Trade unions won a significant victory this week as the county supervisors voted 3-2 to initiate a new policy requiring that most employees who work on major public works projects be hired through the craft unions. Pushing this policy shift were supervisors Das Williams and Joan Hartmann — both facing reelection campaigns within the year — who argued the arrangement, known alternately as Project Labor Agreements (PLAs) or Community Work Agreements, will help ensure more public works jobs go to local workers as opposed to out-of-town employees. In addition, they argued the PLAs will give the county greater leverage to insist that some of these jobs go to women.
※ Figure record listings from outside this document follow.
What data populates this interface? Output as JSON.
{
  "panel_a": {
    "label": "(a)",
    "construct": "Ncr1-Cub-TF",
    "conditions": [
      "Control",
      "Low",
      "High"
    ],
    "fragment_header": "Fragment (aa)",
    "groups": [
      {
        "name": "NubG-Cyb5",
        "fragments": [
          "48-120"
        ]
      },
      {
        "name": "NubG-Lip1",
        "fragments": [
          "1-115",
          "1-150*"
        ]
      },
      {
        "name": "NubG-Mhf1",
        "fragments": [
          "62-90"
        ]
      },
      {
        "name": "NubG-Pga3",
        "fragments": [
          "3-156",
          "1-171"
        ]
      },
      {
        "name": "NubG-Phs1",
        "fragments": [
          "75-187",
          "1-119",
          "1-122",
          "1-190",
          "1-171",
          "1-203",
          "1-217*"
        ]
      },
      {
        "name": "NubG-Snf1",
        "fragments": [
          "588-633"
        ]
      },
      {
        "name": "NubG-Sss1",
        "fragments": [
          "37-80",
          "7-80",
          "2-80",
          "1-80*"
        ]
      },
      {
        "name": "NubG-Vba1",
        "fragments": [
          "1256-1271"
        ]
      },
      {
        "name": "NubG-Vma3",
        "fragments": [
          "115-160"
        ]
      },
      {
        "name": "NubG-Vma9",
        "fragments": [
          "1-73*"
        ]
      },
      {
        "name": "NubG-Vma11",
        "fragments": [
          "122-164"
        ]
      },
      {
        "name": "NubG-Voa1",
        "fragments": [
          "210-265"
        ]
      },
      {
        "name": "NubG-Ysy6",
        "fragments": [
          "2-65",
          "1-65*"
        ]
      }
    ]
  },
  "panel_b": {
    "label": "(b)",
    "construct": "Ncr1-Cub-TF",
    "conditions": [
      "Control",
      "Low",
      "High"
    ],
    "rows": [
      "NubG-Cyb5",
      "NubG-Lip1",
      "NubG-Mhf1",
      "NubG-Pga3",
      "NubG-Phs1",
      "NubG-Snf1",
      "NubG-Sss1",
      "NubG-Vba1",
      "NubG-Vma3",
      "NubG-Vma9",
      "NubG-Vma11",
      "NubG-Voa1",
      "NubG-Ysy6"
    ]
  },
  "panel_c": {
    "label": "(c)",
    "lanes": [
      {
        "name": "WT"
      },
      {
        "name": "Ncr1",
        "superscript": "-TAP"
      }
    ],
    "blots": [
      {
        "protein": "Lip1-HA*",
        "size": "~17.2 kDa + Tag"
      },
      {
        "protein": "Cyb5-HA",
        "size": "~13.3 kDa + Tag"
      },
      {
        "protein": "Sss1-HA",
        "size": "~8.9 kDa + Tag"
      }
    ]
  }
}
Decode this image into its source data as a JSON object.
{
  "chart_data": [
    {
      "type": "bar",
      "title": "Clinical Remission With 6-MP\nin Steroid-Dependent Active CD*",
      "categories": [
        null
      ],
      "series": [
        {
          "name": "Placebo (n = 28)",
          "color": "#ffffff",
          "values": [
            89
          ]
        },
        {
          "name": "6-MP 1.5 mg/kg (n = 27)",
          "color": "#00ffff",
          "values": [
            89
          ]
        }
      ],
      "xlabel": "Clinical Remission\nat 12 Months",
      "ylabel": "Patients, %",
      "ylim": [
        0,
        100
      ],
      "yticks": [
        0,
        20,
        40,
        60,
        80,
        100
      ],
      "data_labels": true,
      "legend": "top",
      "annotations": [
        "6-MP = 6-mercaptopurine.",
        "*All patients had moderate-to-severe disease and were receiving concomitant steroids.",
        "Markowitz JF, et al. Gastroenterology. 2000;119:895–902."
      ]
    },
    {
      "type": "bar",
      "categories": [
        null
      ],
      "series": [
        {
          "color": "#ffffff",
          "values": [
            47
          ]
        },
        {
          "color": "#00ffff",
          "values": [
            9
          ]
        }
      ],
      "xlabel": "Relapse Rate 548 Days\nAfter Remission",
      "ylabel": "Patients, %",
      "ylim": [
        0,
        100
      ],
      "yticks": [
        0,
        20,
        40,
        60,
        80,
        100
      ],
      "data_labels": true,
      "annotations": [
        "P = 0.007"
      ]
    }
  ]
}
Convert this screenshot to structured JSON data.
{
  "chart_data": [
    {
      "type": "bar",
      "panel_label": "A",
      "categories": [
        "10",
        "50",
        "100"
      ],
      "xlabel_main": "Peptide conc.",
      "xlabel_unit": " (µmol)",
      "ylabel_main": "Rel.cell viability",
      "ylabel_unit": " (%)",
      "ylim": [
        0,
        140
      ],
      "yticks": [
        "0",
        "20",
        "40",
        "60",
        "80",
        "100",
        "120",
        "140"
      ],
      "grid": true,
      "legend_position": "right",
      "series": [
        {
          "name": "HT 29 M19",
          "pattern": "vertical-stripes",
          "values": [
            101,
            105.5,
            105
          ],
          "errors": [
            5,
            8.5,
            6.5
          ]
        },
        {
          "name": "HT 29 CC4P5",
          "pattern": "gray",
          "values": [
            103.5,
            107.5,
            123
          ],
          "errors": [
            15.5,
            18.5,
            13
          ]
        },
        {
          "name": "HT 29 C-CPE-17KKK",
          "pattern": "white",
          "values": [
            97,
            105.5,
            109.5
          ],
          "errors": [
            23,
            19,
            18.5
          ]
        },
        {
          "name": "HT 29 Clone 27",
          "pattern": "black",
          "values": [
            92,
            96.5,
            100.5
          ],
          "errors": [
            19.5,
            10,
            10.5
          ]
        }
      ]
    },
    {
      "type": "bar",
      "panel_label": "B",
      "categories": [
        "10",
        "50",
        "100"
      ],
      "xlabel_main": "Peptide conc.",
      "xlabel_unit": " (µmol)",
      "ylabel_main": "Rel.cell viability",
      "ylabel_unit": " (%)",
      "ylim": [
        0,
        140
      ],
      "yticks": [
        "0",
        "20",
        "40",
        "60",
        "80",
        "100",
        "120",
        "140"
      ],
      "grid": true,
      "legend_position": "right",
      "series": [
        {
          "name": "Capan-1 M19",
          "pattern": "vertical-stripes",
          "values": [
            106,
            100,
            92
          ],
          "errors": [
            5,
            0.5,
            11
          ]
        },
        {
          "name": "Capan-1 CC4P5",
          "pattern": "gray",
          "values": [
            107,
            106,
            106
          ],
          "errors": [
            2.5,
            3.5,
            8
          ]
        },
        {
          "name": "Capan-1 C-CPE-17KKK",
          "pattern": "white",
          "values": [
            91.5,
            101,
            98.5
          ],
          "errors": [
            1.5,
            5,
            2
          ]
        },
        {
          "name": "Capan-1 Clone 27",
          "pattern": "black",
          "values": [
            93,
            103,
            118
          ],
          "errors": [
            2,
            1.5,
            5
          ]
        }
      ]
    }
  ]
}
By strengthening unions, Supervisor Hartmann argued, the county could help buttress the shrinking middle class.
Many contractors opposed the plan, arguing that it will penalize nonunion shops where many local tradespeople happen to work. Supervisor Steve Lavagnino said such a sweeping change should be tested first for unintended consequences; he suggested a pilot project. Supervisor Peter Adam termed the plan a solution in search of a problem. Joe Armendariz, spokesperson for the Santa Barbara Industrial Association, termed it political pay-off by elected officials whose campaigns were bankrolled with union dollars. Armendariz told the unions they should save their money; Williams and Hartmann, he predicted, were going to win whether the unions supported them or not.
Many of the details have yet to be worked out. Many basic facts remain unknown, like, for example, how many people employed by county public works projects can be considered “local” and how many from “out of town.”